Le procureur général a pris oralement des réquisitions sollicitant la confirmation de l’ordonnance entreprise et le maintien de l’hospitalisation complète en soins contraints de Madame [C] [H] épouse [U] .
Le directeur de l’EPSM n’a pas comparu et n’a pas fait parvenir d’observation écrite .
MOTIFS DE LA DÉCISION
Sur la recevabilité de l’appel
La question de la recevabilité de l’appel n’a fait l’objet d’aucune observation des parties mais avait été évoquée à l’ouverture des débats par le conseiller délégué présidant l’audience.
Aux termes des article R3211-18 et R3211-19 du code de la santé publique, lesquels constituent des textes spéciaux exclusifs des dispositions du code de procédure civile, la décision rendue par le juge des liberté et de la détention (aujourd’hui le magistrat du siège chargé du contrôle des mesures privatives et restrictives de liberté prévues par le code de la santé publique) est susceptible d’appel devant le premier président de la Cour d’appel ou son délégué dans une délai de 10 jours à compter de sa notification, cette déclartion est transmise par tout moyen au greffe de la Cour ou elle est enregistrée avec mention de la date et de l’heure.

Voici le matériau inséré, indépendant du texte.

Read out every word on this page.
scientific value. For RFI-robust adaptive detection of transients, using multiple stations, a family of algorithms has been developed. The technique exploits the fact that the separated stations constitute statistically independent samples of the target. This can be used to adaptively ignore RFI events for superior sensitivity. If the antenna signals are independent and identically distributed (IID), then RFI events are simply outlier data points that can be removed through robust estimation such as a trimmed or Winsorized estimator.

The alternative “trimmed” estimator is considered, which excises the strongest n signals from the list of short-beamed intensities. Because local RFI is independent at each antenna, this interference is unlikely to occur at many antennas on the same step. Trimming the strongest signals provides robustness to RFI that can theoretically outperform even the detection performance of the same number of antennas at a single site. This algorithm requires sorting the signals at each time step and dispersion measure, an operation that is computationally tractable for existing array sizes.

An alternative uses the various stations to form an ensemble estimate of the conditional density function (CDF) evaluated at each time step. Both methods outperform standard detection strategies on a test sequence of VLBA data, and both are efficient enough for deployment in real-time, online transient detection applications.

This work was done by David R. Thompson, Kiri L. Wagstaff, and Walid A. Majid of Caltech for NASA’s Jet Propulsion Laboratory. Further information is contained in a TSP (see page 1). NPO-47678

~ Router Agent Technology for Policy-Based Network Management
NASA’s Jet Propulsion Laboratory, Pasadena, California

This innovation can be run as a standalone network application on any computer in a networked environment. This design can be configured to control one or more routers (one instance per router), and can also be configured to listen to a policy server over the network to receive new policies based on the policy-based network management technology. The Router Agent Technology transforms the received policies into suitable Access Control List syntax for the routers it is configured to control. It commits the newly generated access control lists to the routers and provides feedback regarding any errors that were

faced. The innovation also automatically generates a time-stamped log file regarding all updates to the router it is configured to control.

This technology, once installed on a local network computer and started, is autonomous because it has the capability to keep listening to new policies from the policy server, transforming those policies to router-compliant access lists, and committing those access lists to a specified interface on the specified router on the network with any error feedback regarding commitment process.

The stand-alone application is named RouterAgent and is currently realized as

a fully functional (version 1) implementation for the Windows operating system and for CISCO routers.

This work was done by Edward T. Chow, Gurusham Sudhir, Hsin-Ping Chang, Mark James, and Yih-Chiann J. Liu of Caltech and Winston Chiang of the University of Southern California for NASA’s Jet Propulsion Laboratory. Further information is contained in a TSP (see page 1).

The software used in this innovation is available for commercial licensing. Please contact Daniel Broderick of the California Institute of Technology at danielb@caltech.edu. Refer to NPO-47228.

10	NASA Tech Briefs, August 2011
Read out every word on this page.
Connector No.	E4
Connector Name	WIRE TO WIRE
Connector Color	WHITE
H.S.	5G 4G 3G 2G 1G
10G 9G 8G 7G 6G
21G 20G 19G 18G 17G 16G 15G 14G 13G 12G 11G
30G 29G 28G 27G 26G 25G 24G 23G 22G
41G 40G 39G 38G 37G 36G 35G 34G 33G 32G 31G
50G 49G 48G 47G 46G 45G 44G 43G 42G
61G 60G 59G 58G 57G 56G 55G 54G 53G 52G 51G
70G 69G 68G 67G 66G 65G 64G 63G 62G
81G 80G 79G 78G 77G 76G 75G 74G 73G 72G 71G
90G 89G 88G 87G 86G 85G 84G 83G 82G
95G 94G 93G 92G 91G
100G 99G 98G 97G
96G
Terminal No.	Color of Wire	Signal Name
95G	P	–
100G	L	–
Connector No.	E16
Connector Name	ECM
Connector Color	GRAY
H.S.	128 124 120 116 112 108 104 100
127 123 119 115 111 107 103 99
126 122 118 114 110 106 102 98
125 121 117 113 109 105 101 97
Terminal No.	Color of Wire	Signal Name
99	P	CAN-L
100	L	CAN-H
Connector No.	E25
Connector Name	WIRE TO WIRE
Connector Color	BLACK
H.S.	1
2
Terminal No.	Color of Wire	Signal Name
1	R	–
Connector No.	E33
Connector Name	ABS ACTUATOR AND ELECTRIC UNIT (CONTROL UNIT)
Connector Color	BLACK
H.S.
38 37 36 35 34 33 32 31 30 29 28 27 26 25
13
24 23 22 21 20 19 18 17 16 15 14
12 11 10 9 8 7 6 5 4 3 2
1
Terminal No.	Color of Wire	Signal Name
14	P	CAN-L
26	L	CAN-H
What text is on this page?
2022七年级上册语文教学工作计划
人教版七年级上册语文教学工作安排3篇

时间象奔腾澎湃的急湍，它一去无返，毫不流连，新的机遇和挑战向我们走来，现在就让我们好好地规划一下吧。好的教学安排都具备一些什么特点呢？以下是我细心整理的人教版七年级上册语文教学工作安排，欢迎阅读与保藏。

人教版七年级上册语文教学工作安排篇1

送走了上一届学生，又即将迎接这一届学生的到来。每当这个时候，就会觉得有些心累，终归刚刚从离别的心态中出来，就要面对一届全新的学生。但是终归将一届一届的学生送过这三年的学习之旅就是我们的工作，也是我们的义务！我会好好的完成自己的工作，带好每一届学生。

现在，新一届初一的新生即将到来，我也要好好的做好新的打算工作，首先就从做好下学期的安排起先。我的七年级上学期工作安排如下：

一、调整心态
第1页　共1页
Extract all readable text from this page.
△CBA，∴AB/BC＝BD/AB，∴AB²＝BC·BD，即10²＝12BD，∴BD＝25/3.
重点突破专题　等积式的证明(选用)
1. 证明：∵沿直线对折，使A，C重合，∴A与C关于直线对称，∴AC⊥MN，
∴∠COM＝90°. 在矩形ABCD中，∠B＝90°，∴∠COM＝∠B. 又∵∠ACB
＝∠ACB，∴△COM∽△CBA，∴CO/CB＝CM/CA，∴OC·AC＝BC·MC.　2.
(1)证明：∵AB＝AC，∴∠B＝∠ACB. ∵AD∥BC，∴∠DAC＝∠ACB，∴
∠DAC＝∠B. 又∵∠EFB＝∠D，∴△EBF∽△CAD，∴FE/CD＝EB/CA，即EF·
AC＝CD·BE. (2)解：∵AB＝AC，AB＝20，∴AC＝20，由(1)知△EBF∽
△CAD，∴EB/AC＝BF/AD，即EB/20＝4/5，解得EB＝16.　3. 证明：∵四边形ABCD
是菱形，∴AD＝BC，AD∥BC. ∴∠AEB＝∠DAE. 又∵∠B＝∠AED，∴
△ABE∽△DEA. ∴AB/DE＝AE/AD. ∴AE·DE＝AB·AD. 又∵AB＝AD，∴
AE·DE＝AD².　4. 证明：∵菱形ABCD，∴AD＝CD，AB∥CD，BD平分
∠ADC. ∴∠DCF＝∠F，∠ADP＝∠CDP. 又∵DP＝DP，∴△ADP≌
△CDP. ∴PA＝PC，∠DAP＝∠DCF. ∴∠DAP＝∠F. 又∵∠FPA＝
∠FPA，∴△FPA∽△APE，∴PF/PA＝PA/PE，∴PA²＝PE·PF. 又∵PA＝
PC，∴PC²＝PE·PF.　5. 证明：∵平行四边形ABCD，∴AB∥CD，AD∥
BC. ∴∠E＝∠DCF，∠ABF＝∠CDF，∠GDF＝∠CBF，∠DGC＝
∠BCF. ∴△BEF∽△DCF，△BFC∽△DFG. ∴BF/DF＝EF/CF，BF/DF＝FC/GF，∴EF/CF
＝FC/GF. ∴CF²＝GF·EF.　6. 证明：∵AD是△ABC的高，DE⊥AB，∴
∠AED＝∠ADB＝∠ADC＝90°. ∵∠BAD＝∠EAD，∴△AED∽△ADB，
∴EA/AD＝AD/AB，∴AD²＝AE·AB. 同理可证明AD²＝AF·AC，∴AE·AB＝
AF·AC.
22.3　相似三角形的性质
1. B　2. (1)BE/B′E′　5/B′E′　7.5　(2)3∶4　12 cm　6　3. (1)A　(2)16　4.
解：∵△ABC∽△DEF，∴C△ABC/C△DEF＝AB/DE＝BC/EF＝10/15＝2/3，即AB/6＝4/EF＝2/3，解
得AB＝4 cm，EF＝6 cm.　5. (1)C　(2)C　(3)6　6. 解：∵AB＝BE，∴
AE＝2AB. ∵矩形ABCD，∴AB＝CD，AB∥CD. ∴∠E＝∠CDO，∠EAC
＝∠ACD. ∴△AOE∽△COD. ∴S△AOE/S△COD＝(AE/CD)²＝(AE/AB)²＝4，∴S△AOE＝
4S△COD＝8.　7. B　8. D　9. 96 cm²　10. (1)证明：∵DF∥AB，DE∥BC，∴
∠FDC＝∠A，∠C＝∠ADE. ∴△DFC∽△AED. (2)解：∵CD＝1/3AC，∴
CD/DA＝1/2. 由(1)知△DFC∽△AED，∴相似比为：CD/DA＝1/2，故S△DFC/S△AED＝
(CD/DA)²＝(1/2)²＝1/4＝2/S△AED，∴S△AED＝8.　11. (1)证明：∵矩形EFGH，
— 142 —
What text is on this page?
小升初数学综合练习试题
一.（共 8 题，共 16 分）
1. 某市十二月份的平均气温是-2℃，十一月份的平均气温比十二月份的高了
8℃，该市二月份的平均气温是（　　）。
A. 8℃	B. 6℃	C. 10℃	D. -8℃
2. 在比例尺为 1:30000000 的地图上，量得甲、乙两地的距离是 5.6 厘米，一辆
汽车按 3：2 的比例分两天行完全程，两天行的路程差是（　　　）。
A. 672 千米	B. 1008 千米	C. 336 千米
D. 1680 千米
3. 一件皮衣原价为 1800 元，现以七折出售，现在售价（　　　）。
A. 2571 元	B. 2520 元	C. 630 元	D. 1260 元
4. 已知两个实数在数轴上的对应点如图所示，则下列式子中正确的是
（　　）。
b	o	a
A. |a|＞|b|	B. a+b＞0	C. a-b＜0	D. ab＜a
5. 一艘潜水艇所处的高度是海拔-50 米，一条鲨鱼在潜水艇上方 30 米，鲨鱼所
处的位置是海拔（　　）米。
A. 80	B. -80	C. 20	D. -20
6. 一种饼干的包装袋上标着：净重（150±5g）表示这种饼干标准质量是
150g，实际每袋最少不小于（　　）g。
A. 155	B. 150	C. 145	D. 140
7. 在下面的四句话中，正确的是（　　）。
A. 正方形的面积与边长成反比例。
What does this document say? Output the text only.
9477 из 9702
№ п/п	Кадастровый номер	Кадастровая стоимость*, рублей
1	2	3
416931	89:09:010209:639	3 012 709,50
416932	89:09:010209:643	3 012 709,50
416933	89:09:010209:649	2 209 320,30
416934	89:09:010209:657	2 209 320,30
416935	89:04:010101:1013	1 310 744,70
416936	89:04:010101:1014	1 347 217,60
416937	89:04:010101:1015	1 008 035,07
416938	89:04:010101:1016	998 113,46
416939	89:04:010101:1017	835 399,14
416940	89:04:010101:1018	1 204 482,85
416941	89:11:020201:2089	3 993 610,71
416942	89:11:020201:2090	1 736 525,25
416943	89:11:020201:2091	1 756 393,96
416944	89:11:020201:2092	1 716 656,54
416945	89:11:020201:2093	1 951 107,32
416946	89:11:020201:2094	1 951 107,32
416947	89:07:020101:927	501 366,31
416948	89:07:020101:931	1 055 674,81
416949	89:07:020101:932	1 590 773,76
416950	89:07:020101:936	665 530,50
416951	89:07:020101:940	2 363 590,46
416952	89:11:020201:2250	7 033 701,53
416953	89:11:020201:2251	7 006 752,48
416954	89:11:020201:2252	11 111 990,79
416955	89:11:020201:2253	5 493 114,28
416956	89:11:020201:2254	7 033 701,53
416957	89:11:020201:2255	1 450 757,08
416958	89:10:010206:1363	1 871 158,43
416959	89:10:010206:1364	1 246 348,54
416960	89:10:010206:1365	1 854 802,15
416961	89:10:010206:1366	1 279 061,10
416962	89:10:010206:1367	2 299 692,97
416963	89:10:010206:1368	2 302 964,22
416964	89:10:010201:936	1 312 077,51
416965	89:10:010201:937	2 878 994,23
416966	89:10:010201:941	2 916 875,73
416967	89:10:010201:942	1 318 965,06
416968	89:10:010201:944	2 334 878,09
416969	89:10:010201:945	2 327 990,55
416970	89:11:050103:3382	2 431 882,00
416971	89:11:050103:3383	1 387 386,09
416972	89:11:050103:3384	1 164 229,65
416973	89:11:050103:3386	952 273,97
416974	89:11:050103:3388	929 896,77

Il s’en déduit nécessairement que le respect du délai de dix jours de la notification s’apprécie par rapport à la date à laquelle la déclaration d’appel arrive au greffe de la Cour d’appel.
En l’espèce l’ordonnance entreprise dudit magistrat du tribunal judiciare de Reims a été notifiée à Madame [C] [H] épouse [U] le 3 avril 2025 après l’audience par le greffier, avec information sur les délais d’appel et les modalités d’exercice de cette voie de recours, étant précisé que le fait qu’elle ait refusé de signer ne rend pas cette notification irrégulière.
Le 10ème jour suivant la notification étant un dimanche, Madame [C] [H] épouse [U] avait donc jusqu’au lundi 14 avril 2025 inclu pour interjeter appel de cette décision.
Sa déclaration d’appel par courrier adressé de manière erronée au tribunal judiciaire de Reims reçu par ce dernier et transmis à la Cour d’appel de Reims le 15 avril 2025 soit hors délai est donc irrecevable comme ayant été formée tardivement.
PAR CES MOTIFS,
Statuant par décision réputée contradictoire, par mise à disposition de notre ordonnance au greffe de la cour, les parties en ayant été préalablement avisées selon les conditions prévues par l’article 450-2 du code de procédure civile,
Déclarons irrecevable l’appel de Madame [C] [H] épouse [U] de l’ordonnance du magistrat du siège du tribunal judiciaire de Reims chargé du contrôle des mesures privatives et restrictives de liberté prévues par le code de la santé publique, en date du 3 avril 2025.
Laissons les dépens d’appel à la charge du trésor public.